Though the ROC is famous, it doesn’t bring out the true baseline for an imbalanced class problem. It’s simply because accuracy is not a good metric, while precision and recall are better in that case. Similar to AUC ROC curve, AUC Prec Recall curve is the metric to compare models in this case. The optimal threshold in this case, on the other hand will correspon to right top corner of the graph instead of the top left for an AUC ROC.
it can be more flexible to predict probabilities of an observation belonging to each class in a classification problem rather than predicting classes directly.
This flexibility comes from the way that probabilities may be interpreted using different thresholds that allow the operator of the model to trade-off concerns in the errors made by the model, such as the number of false positives compared to the number of false negatives. This is required when using models where the cost of one error outweighs the cost of other types of errors.

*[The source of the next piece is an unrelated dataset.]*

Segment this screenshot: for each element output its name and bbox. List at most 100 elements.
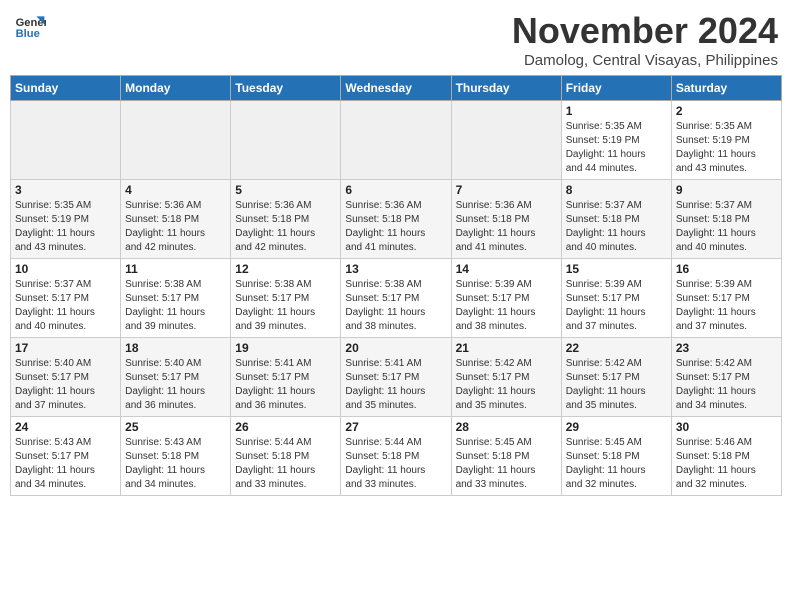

Two diagnostic tools that help in the interpretation of probabilistic forecast for binary (two-class) classification predictive modeling problems are ROC Curves and Precision-Recall curves.
- ROC Curves summarize the trade-off between the true positive rate and false positive rate for a predictive model using different probability thresholds.
- Precision-Recall curves summarize the trade-off between the true positive rate and the positive predictive value for a predictive model using different probability thresholds.
- ROC curves are appropriate when the observations are balanced between each class, whereas precision-recall curves are appropriate for imbalanced datasets.